For the test samples stored under stress conditions, no significant changes were observed in the binding activity or cytotoxic activity in Test Examples 7 and 8 in the samples after storage for 1 or 2 months. From this, it can be seen that the preparations used for each test were highly stable.

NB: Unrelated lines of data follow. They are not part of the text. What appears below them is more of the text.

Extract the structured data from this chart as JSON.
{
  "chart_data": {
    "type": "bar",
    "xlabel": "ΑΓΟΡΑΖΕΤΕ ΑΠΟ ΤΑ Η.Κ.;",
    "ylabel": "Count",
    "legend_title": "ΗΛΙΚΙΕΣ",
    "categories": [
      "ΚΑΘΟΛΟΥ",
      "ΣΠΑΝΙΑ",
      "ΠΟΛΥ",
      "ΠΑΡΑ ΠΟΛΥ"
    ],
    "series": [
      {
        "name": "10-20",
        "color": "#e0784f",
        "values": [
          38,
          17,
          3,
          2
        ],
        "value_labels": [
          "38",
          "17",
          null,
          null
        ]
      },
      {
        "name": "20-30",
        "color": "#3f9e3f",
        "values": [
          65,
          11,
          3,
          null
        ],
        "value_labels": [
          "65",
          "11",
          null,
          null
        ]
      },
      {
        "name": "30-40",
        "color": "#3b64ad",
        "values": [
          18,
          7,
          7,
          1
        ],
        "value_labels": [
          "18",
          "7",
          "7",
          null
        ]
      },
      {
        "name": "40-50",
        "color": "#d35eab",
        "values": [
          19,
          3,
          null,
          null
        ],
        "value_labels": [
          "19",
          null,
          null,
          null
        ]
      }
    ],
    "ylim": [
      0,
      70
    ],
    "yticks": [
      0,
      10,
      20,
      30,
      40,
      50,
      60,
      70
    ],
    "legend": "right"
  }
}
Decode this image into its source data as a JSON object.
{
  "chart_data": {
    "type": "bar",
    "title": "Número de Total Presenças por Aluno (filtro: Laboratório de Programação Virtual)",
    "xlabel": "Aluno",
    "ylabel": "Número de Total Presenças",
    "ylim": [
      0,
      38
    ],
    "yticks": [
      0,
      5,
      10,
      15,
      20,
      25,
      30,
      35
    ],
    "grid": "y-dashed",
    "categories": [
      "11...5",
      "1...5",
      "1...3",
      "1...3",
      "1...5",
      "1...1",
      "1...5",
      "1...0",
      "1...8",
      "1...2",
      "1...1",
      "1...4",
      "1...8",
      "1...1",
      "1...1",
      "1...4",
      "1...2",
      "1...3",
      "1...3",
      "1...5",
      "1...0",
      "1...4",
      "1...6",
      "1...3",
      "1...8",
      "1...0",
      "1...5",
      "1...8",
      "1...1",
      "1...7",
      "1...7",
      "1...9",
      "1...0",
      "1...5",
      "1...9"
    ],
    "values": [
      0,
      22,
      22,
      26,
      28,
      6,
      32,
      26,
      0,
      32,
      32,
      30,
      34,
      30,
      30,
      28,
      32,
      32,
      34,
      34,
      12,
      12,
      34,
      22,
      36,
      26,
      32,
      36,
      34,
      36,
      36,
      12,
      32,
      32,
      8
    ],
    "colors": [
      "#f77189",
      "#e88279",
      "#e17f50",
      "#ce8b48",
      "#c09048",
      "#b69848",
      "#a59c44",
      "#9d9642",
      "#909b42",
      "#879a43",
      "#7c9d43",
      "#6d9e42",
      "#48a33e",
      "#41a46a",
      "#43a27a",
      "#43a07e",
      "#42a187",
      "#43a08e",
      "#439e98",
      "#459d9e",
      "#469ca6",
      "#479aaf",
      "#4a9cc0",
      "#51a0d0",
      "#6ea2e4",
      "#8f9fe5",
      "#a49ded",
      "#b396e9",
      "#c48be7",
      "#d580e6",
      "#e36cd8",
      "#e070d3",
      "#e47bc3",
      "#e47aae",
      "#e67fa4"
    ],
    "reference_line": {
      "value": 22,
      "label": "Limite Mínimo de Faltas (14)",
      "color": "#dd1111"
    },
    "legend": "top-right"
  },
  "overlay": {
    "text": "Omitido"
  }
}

The preparation of the present invention contains an immunoconjugate containing an anti-GCC antibody molecule and a therapeutic agent, and is useful as a preventive or therapeutic agent for gastrointestinal cancer and the like.
This application is based on a patent application No. 2014-090602 filed in Japan on April 24, 2014, the entire contents of which are expressly incorporated herein by reference.

Claims (22)

(I) an immunoconjugate of the following formula (I):
(Where
Ab is an anti-GCC antibody molecule;
X is a linker component,
Z is a therapeutic agent,
m is an integer of 1-15. )
Or a pharmaceutically acceptable salt thereof,
(Ii) a preparation comprising polysorbate 20, and (iii) histidine or a salt thereof.   The formulation of claim 1 comprising 0.08% (w / v) polysorbate 20.   The preparation according to claim 1, comprising 10 mM histidine or a salt thereof.   Furthermore, the formulation of Claim 1 containing saccharides.   The preparation according to claim 4, wherein the saccharide is a non-reducing sugar.   The preparation according to claim 4, wherein the saccharide is sucrose.   5. The formulation of claim 4, comprising 7.5% (w / v) saccharide.   The formulation of claim 1 comprising 25 mg / ml of immunoconjugate.   The formulation of claim 1 having a pH in the range of 4.9-5.5. The formulation according to claim 1, wherein the anti-GCC antibody molecule comprises a complementarity determining region defined by the following amino acid sequence;
Light chain: CDR1 SEQ ID NO: 1
CDR2 SEQ ID NO: 2
CDR3 SEQ ID NO: 3
Heavy chain: CDR1 SEQ ID NO: 4
CDR2 SEQ ID NO: 5
CDR3 SEQ ID NO: 6.   The formulation of claim 1, wherein the anti-GCC antibody molecule comprises a light chain variable region defined by the amino acid sequence of SEQ ID NO: 7 and a heavy chain variable region defined by the amino acid sequence of SEQ ID NO: 8. X is -Ap-Wq-Yr-
(Where
A is a stretcher unit,
p is 0 or 1;
Each W is independently an amino acid unit;
q is an integer of 0 to 12,
Y is a self-destructing spacer unit;
r is an integer of 0-2. )
The formulation according to claim 1, wherein   The formulation according to claim 1, wherein Z is maytansine or auristatin.   The formulation according to claim 1, wherein Z is monomethyl auristatin E.   The preparation according to claim 1, wherein m is an integer of 3 to 5. The immunoconjugate is of formula (I-5):
(Where
Ab is an anti-GCC antibody molecule;
m is an integer of 1-15. )
The formulation of Claim 1 represented by these.   The preparation according to claim 1, which is an injectable preparation.   The preparation according to claim 17, which is a preparation for intravenous injection.   The preparation according to claim 1, which is a liquid preparation.   The preparation according to claim 1, which is a frozen preparation.   The preparation according to claim 1, which is a freeze-dried preparation. (I) The immunoconjugate of the following formula (I-5):
(Where
Ab is the complementarity determining region defined by the following amino acid sequence:
Light chain: CDR1 SEQ ID NO: 1
CDR2 SEQ ID NO: 2
CDR3 SEQ ID NO: 3
Heavy chain: CDR1 SEQ ID NO: 4
CDR2 SEQ ID NO: 5
CDR3 SEQ ID NO: 6
An anti-GCC antibody molecule comprising
m is an integer of 1-8. )
Or a pharmaceutically acceptable salt thereof,
(Ii) 0.08% (w / v) polysorbate 20,
(Iii) 10 mM histidine or a salt thereof, and (iv) 7.5% (w / v) sucrose,
Formulation having a pH in the range of 4.9-5.5.